Similar applies to CPUs in some senses, too - it is reasonable for a CPU to slow down if you do something that's technically allowed but difficult to implement in a modern design, but not reasonable to break backwards compatibility just because it's hard to implement in a high performance fashion. After all, if the code ran "fast enough" on an 80386 without cache at 16 MHz, then it'll run "fast enough" on a modern PC, too, even if it's forcing the CPU to behave like a 100 MHz CPU, not a 3 GHz CPU.

What about non-reclaimable performance losses?

Posted Mar 20, 2025 10:23 UTC (Thu) by paulj (subscriber, #341) [Link] (1 responses)

Not impossible in practice at all. Indeed, it is sufficiently practical that Sun Microsystems built a product line around such a CPU - SPARC T1 to T3. Sucked for single-thread performance, but they were fairly good at highly-parallel serving workloads, particularly on perf/W.

What about non-reclaimable performance losses?

Posted Mar 21, 2025 18:46 UTC (Fri) by NYKevin (subscriber, #129325) [Link]

Sorry, I should have quoted even more selectively than I already did. I specifically meant that *this* is impossible:

> and every program whose performance mattered was able to use all of the extra cores.

What about non-reclaimable performance losses?

Posted Mar 19, 2025 17:34 UTC (Wed) by Cyberax (✭ supporter ✭, #52523) [Link] (3 responses)

Speculative execution provides something like 5-10x speed up for single-threading. It's utterly indispensable.

What about non-reclaimable performance losses?

Posted Mar 19, 2025 17:45 UTC (Wed) by fraetor (subscriber, #161147) [Link] (2 responses)

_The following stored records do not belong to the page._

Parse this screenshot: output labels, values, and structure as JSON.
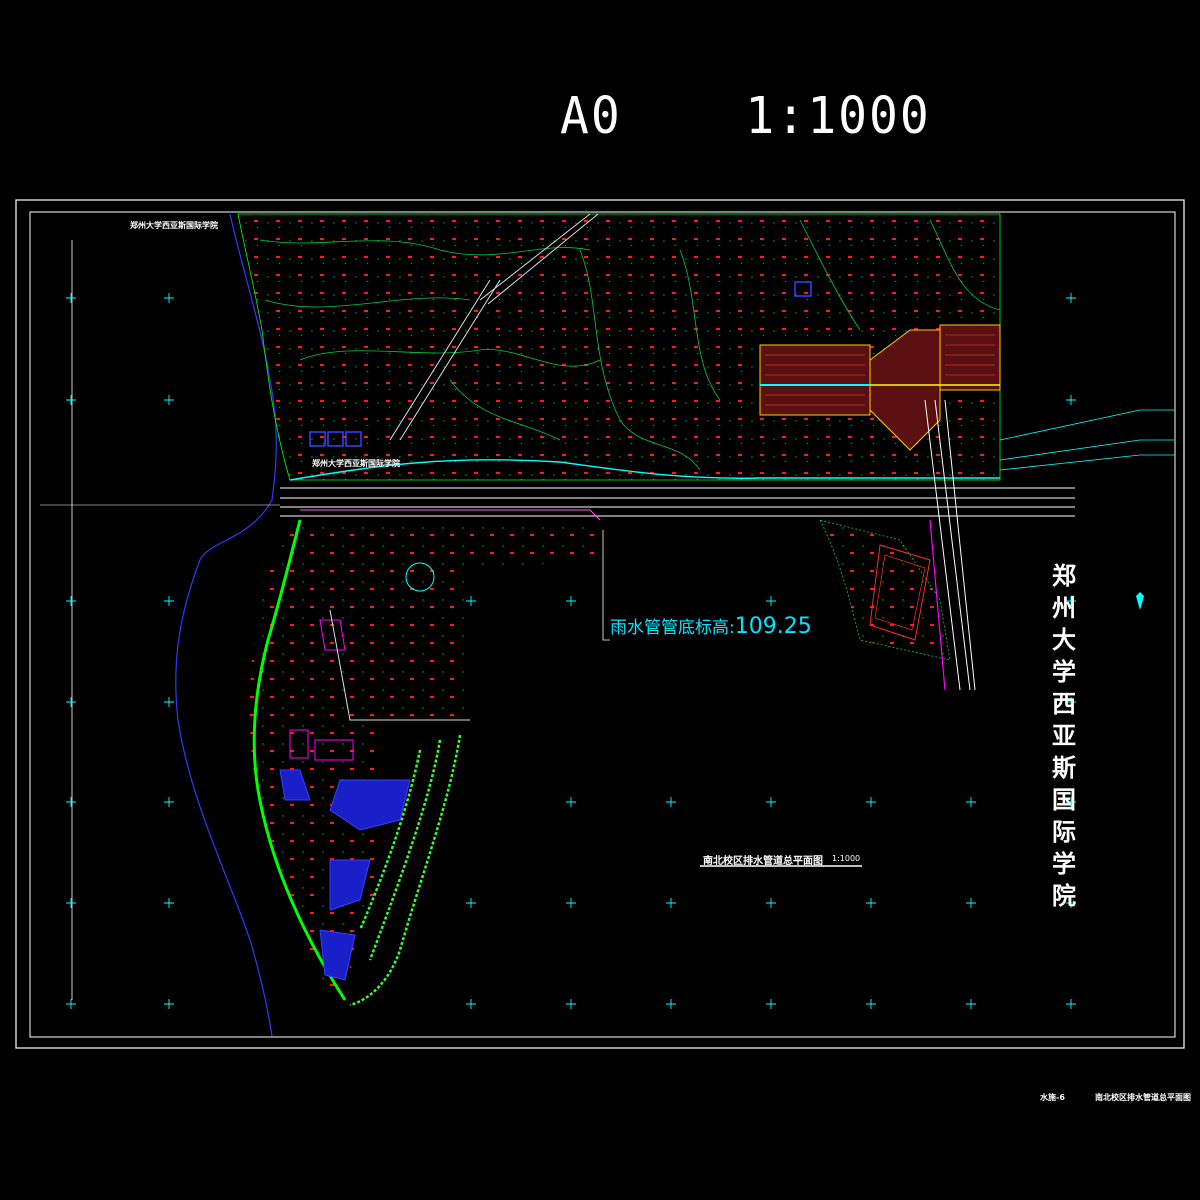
{
  "sheet": {
    "title": "A0    1:1000",
    "school_name": "郑州大学西亚斯国际学院",
    "rain_pipe_label": "雨水管管底标高:",
    "rain_pipe_value": "109.25",
    "plan_title": "南北校区排水管道总平面图",
    "plan_scale": "1:1000",
    "top_left_label": "郑州大学西亚斯国际学院",
    "road_label": "郑州大学西亚斯国际学院",
    "footer_sheet_no": "水施-6",
    "footer_title": "南北校区排水管道总平面图"
  },
  "colors": {
    "background": "#000000",
    "frame": "#ffffff",
    "terrain": "#00ff00",
    "elevation": "#ff0000",
    "pipe": "#00ffff",
    "building": "#0000ff",
    "road": "#ffffff",
    "magenta": "#ff00ff",
    "yellow": "#ffff00"
  },
  "icons": [
    "grid-cross-icon",
    "tree-symbol-icon",
    "manhole-icon"
  ]
}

My knowledge about CPU performance is about 20 years out of date, so mostly revolves around optimising cache use. Do you know of any good resources for understanding modern CPU features?

What about non-reclaimable performance losses?

Posted Mar 19, 2025 18:00 UTC (Wed) by Cyberax (✭ supporter ✭, #52523) [Link] (1 responses)

This book is pretty great: https://products.easyperf.net/perf-book-2 (it's free, but you can pay for it)

Performance analysis book

Posted Mar 21, 2025 12:45 UTC (Fri) by amw (subscriber, #29081) [Link]

That looks like an excellent book recommendation, thank you!

The amazon link on that page didn't work for me though. Here's one that does: https://a.co/d/3r94Xq4

What about non-reclaimable performance losses?

Posted Mar 21, 2025 22:56 UTC (Fri) by anton (subscriber, #25547) [Link]

This chart shows the instructions per cycle of a number of microarchitectures on a number of benchmarks on a version of Gforth. The dashed lines are for in-order microarchitectures that do not speculate. The full lines are for out-of-order microarchitectures with speculative execution. Looking at the median, the best in-order microarchitecture has an IPC of about 0.9, while the best OoO microarchitecture has an IPC of almost 4. Plus, the best OoO microarchitecture is available at about 2.5 times the clock rate of the best in-order one, resulting in a total speed difference by a factor of 10.

An interesting pairing is Bonnell and Silvermont. Bonnell is the microarchitecture of the first Intel Atom and is in-order; Silvermont is its successor; it is also two-wide, but uses out-of-order execution. Silvermont has an advantage of about 1.5 in IPC on the median of these benchmarks, and another factor 1.5 in clock rate.

Concerning the cost of the mitigations, I have seen a factor of 2-9.5 slowdown from using retpolines on Gforth, and that mitigates only Spectre v2 (but Gforth is unusually heavy on indirect branches). I have read about slowdowns by a factor of more than 2 by various "speculative load hardening" mitigations, and that mitigates only against Spectre v1. The Linux kernel developers try to keep the costs in check by being smart about where to apply the mitigations, but that approach has huge development costs and they just have to err once on the wrong side of that edge, and the kernel can be attacked through these CPU vulnerabilities.

The better approach is to design hardware without these vulnerabilities. The "invisible speculation" approach looks most promising to me, because it costs little performance (the papers give numbers between a 20% slowdown and a small speedup, depending on the implementation variant). There are various research papers on that, and I have dabbled in the area with an overview paper.